Another woman said that Schneiderman became "sexually aggressive" and called her "a dirty little slut" during a romantic encounter at a party in 2016. She said she was repulsed, and that after she pulled back from him, he then slapped her hard across the face, twice. Stunned and upset, she says she demanded to leave and he quickly tried to remedy the situation.

"A lot of women like it. They don’t always think they like it, but then they do, and they ask for more," she recalled him saying.

That same year, at the Democratic National Convention in Philadelphia, Tanya Selvaratnam met Schneiderman. The two hit it off and began dating, Selvaratnam told the New Yorker, but she said that not long after, he began physically and emotionally abusing her, slapping her, choking her, spitting on her, and calling her a "brown slave."

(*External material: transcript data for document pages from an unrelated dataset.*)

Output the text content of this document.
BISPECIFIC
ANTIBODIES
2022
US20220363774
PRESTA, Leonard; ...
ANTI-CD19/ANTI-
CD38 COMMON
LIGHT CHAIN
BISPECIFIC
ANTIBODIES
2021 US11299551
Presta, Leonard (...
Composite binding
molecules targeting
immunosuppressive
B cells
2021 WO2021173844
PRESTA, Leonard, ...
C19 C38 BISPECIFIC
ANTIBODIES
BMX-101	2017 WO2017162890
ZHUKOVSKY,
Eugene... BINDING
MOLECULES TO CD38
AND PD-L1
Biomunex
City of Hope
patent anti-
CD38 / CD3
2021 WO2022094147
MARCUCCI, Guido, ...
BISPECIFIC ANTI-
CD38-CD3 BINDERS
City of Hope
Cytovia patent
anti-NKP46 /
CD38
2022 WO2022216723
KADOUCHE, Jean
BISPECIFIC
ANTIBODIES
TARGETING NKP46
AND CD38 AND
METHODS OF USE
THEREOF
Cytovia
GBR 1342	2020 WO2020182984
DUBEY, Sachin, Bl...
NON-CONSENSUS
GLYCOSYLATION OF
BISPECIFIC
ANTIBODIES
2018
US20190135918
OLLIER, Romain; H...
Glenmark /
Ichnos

“It wasn’t consensual. This wasn’t sexual playacting. This was abusive, demeaning, threatening behavior," she said. “I began to feel like I was in Hell."

Schneiderman had been running for re-election this year. Under the state's constitution, the state legislature is tasked with selecting a replacement to serve until after November's election.

Upon his resignation Tuesday, Solicitor General Barbara Underwood will take over as New York's acting attorney general, the office confirmed late Monday night. A former clerk to Justice Thurgood Marshall, Underwood has served as Acting Solicitor General and has argued 20 cases before the US Supreme Court.